• On peut se demander si la littérature et le futur ont un langage commun et quel langage, mais s'agissant de la mémoire ou du passé, la même question semble admissible quand il faut oublier, coûte que coûte, et que tout a été fait par l'histoire, pour que peu de traces subsistent aux exactions commises par une civilisation fondée sur le christianisme. Une civilisation qui a pris la parole d'un dieu de paix et de fraternité comme symbole de l'expansion coloniale. Aujourd'hui, de nombreux peuples se cherchent parce qu'ils ignorent presque tout de leur propre identité culturelle. Ce roman fouille au plus profond de la mémoire collective de la France et des Caraïbes, depuis le début de la colonisation de l'île de la Martinique, appelée Jonnacaira par les premiers habitants de ce bout du monde américain, les Kalinagos. Un roman qui joue de la fiction pour raconter la fin d'un peuple fier et dominateur, très différent de ce qu'en disait le Père Labat et bien d'autres historiens au service d'une idéologie dominatrice, quasi-exterminatrice. Il faut bien dire ce qui a été, les Amérindiens de Madinina ont subi un quasi-génocide par le fait militaire français, il y a déjà plus de trois siècles, avant que l'esclavage ne s'implante définitivement. Des femmes et des hommes ont vécu cette tragédie que le roman retrace avec des accents qui facilitent la fiction littéraire. Une démarche presque sociologique introduit le lecteur dans la vie quotidienne, il y a trois siècles. Des vérités historiques sont mises à l'épreuve de l'écriture littéraire, comme si leur contradiction devait servir la bonne cause d'aujourd'hui.

  • Voici un manifeste qui éclaire sur la nécessité de lutter autrement contre le sous-développement et le chômage massif des jeunes. Un texte qui prend partie pour l'indépendance alimentaire, pour l´indépendance énergétique, pour la participation active des citoyens au développement, en s'appuyant en priorité sur une nouvelle répartition des terres. Quatorze objectifs sont dressés pour aller au-delà des recettes éphémères qui privent le plus souvent les femmes et les hommes les plus défavorisés, notamment les jeunes, d'un véritable investissement individuel, seul levier capable de construire l'avenir collectif.

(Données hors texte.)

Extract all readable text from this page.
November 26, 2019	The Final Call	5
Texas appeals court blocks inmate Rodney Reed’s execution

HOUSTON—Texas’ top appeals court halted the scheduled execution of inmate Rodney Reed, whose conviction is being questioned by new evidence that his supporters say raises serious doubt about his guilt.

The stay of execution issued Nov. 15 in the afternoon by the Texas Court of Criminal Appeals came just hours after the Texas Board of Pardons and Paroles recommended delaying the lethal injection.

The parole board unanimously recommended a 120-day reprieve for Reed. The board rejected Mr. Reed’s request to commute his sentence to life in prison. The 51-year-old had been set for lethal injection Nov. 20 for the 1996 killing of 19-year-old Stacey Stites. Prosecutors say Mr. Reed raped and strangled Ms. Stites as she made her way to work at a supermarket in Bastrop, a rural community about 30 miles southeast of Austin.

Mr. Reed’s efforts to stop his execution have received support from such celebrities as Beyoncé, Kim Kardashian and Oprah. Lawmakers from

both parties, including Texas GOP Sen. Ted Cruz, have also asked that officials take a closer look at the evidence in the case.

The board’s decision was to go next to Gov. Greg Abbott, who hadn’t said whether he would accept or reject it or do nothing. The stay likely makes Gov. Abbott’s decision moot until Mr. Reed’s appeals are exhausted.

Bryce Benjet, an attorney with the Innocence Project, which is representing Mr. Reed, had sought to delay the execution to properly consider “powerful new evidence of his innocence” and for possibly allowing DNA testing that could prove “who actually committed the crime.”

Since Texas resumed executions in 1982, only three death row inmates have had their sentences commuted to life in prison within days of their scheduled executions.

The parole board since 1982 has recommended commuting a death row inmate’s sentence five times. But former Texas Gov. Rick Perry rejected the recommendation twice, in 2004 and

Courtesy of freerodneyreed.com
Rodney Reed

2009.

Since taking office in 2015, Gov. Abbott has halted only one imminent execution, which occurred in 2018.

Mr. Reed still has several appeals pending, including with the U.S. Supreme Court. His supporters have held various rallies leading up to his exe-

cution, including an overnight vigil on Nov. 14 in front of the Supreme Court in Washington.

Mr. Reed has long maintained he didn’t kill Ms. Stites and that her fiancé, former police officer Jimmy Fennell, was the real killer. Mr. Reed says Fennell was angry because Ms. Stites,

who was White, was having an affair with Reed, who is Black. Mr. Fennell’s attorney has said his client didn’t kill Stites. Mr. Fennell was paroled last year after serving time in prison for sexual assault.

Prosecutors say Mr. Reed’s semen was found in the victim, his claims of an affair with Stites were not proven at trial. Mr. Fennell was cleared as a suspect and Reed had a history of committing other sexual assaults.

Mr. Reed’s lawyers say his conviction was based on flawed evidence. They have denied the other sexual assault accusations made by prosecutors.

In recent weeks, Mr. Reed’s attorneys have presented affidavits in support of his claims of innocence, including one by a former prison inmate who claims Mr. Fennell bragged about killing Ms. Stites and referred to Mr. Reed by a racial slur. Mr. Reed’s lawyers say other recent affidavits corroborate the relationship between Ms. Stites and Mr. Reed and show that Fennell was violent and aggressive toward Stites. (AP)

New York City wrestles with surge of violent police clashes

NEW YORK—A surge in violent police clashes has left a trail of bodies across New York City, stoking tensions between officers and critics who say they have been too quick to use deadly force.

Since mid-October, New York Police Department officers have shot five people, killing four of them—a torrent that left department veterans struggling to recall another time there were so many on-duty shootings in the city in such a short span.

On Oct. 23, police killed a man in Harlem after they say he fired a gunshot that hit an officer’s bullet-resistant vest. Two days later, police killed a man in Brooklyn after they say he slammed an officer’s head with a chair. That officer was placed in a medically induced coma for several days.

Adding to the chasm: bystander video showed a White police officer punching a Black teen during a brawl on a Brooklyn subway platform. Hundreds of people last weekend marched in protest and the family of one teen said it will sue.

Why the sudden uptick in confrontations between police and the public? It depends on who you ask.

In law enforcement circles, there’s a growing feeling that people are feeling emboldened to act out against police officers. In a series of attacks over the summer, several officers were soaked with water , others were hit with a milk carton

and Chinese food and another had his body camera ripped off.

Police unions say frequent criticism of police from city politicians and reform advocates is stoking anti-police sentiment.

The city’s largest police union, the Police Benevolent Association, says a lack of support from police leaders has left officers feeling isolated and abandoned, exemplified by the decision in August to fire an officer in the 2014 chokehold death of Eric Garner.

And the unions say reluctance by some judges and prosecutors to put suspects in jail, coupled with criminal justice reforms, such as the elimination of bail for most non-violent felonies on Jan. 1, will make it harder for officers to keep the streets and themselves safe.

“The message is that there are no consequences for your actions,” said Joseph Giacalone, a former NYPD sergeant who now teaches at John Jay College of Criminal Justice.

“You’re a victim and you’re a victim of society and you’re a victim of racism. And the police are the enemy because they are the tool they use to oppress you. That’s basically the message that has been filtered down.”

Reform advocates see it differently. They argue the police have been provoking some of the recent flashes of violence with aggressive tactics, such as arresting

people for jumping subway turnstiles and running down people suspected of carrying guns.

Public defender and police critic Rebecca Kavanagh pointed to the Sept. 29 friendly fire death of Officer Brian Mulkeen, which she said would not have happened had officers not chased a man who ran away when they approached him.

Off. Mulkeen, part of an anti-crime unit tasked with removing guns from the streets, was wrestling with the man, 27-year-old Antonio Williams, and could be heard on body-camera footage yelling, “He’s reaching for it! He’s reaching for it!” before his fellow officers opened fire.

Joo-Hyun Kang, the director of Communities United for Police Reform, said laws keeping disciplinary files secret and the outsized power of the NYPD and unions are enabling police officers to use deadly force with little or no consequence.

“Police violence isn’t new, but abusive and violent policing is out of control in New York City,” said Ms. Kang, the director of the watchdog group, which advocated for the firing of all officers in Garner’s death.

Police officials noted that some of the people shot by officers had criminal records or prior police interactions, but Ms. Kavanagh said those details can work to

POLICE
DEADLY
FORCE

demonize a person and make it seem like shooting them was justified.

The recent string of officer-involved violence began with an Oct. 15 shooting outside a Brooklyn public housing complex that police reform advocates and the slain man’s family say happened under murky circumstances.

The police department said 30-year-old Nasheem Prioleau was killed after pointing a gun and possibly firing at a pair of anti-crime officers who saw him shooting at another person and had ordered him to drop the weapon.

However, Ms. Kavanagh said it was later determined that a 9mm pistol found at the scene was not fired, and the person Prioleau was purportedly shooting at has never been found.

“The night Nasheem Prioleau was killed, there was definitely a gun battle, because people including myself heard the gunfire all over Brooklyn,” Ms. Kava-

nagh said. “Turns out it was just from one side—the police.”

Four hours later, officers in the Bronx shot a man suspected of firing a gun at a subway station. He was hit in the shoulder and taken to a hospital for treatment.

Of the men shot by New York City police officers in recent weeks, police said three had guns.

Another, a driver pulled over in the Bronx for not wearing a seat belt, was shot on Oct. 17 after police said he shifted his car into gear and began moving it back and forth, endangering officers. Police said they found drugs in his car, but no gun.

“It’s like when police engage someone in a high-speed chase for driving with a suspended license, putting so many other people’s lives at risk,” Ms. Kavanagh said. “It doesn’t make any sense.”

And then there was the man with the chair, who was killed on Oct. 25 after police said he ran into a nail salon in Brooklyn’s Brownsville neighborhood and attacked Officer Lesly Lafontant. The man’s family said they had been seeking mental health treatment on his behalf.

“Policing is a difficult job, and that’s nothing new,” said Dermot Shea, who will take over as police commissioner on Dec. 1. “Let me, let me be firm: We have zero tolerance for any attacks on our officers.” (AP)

L´auteur propose de nombreuses idées et procédures encadrées démocratiquement pour mettre un terme au sous-développement chronique de ce département d´outre-mer.

  • L´homme qui ne vit pas debout, cherche la lumière de la liberté, espérant atteindre la marche de la dignité et, dans l´escalier qui mène à la conquête de son identité, cheminer vers elles, sans aucune peur. Les deux nouvelles, « Sept années de fuite » et « Un certain regard sur 1870 en Martinique » retracent les méandres de la révolte individuelle, à la recherche du soutien de l´environnement populaire, avide d´actes héroïques, stigmatisant l´espérance collective d´émancipation identitaire. En dépit des tabous religieux, la haine raciale et le mépris se perpétuent entre les êtres. Pourtant, parmi les plus dominés dépourvus de représentation identitaire pleine, certains choisissent de se révolter, en s´appuyant sur l´amour fraternel et leur foi en Dieu. C´est ce phénomène que la nouvelle « Le sorcier noir de Tuskegee » met en oeuvre, en s´appuyant sur des faits historiques, authentiques, comme dans les deux précédentes nouvelles. L´auteur nous introduit ainsi dans l´Histoire identitaire, celle qu´ont animée à leur manière les trois héros de ces nouvelles. Les cultures minoritaires ne doivent-elles pas croiser notre conscience pour s´assurer que nous avons bien appréhendé leurs messages ? Avec ce recueil de nouvelles identitaires, Daniel Othily poursuit sa démarche constructive de l´Histoire identitaire, dans le cadre post-colonial, au sein des territoires et départements d´outre-mer ou des états du Sud des États-Unis.